The stock price has fallen from a high of about $29 a share to where it is today, about $13.50.

Since 2021, the company seems to have again lost its way under CEO Chip Bergh, a former US Army captain recruited in 2011 as group president for global grooming at Procter & Gamble. After working his way up the ranks over nearly three decades, Bergh has said he left P&G when he realized he would not be a candidate for P&G’s CEO.

So, rather than the fashion maven that Levi’s needed, the company’s board picked Bergh, an ambitious corporate executive responsible for such brands as Tampax and Gillette.

The problem at Levi’s is not their distressed jeans; it’s distress in the C-suite. In the quarter ended June 30, the company posted a $1.6 million loss compared with nearly $50 million a year earlier. The company is now a consumer retail laggard.

Anyone who follows fashion industry trends as closely as I do might have predicted Levi’s recent problems. For me, it was when I noticed that Bergh showed up at virtually every industry event and conference wearing an astonishing outfit for how out of step it is with the current culture – the so-called “Canadian Tuxedo”: denim jacket and jeans. Who wears denim jackets today? I thought this was a fashion exec out of step with the fashion market. Furthermore, as inflation-wary consumers trade down to save money, Levi’s is losing to Walmart, Target, Tractor Supply, and other retailers expanding their private label lines at prices Levi’s can’t, won’t, or shouldn’t match.

In January this year, Bergh assured analysts, “The skinny jean is not going anywhere.” That was about the same time fashion journals like Elle were running headlines like “The Skinny Jean is Dead.” The problem is people who wear jeans are getting bigger. At some point, skinny jeans on bulky bodies stop looking sexy. The trend is evident these days: jeans buyers are looking for room in their pants, wider legs, and stretchy materials. Skinny jeans may be dead, but as things stand, not the future of denim.

The distress in Levi’s corporate ranks may not be over.

As part of a succession plan announced late last year, Bergh was recently to be replaced by Michelle Gass, the former chief executive of department store chain Kohl’s.

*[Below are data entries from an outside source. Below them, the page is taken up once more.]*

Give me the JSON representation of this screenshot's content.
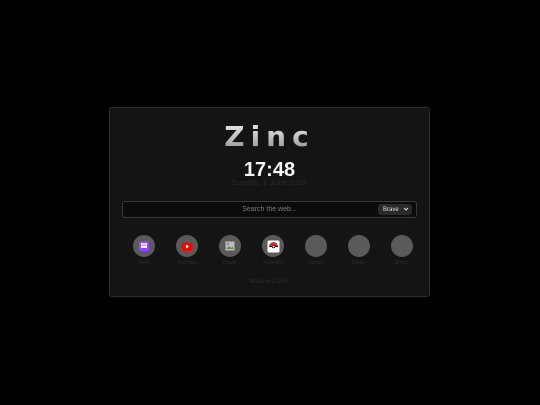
{
  "app": {
    "logo": "Zinc",
    "time": "17:48",
    "date": "Sunday, 1 June 2025"
  },
  "search": {
    "placeholder": "Search the web...",
    "engine": "Brave"
  },
  "shortcuts": [
    {
      "label": "Twitch",
      "icon": "twitch-icon",
      "color": "#9146ff"
    },
    {
      "label": "YouTube",
      "icon": "youtube-icon",
      "color": "#ff0000"
    },
    {
      "label": "Image",
      "icon": "broken-image-icon",
      "color": "#7a7a7a"
    },
    {
      "label": "PokeAPI",
      "icon": "pokeball-icon",
      "color": "#d32f2f"
    },
    {
      "label": "Empty",
      "icon": "blank-icon",
      "color": "#5a5a5a"
    },
    {
      "label": "Empty",
      "icon": "blank-icon",
      "color": "#5a5a5a"
    },
    {
      "label": "Empty",
      "icon": "blank-icon",
      "color": "#5a5a5a"
    }
  ],
  "footer": {
    "text": "Made with Zinc"
  }
}
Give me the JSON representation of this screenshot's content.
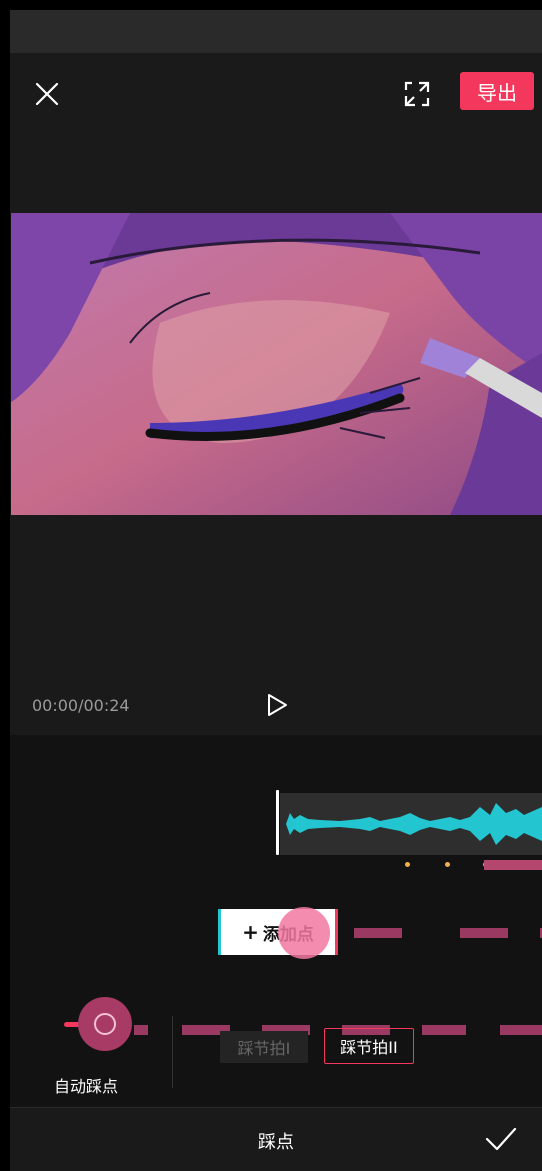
{
  "topbar": {
    "close_icon": "close-icon",
    "fullscreen_icon": "fullscreen-icon",
    "export_label": "导出",
    "accent_color": "#f4375c"
  },
  "player": {
    "timecode": "00:00/00:24",
    "play_icon": "play-icon"
  },
  "editor": {
    "add_point_label": "添加点",
    "add_point_icon": "plus-icon",
    "auto_beat_label": "自动踩点",
    "auto_beat_on": true,
    "modes": [
      {
        "label": "踩节拍I",
        "selected": false
      },
      {
        "label": "踩节拍II",
        "selected": true
      }
    ],
    "waveform_color": "#23c5d0",
    "beat_dot_color": "#f2b04d"
  },
  "bottombar": {
    "title": "踩点",
    "confirm_icon": "check-icon"
  }
}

Gass takes over a company whose retail website promotes heavily discounted merchandise, and a whole section of denim jackets and other tops is a product category outside of its expertise (one exception: the trucker jacket). Last year, the company spent $400 million to buy Beyond Yoga, which focuses on activewear and body-positive apparel – think stretch pants. They have a wide array of “Western” tops, and one would argue a complete lack of product vision.

The bottom line: Levi’s has lost its fashion sense and any product vision.

The company seems to be clinging to the past, a past that belongs to a fashion cohort that is more concerned with getting in and out of their cars without having to hold their breath than looking sexy and having spoken to several friends and colleagues about what the first thing that crosses their minds when asked about Levi’s? Their response was, “The past”.

Levi’s needs a make-over. A vision. New ideas for a future, not a past.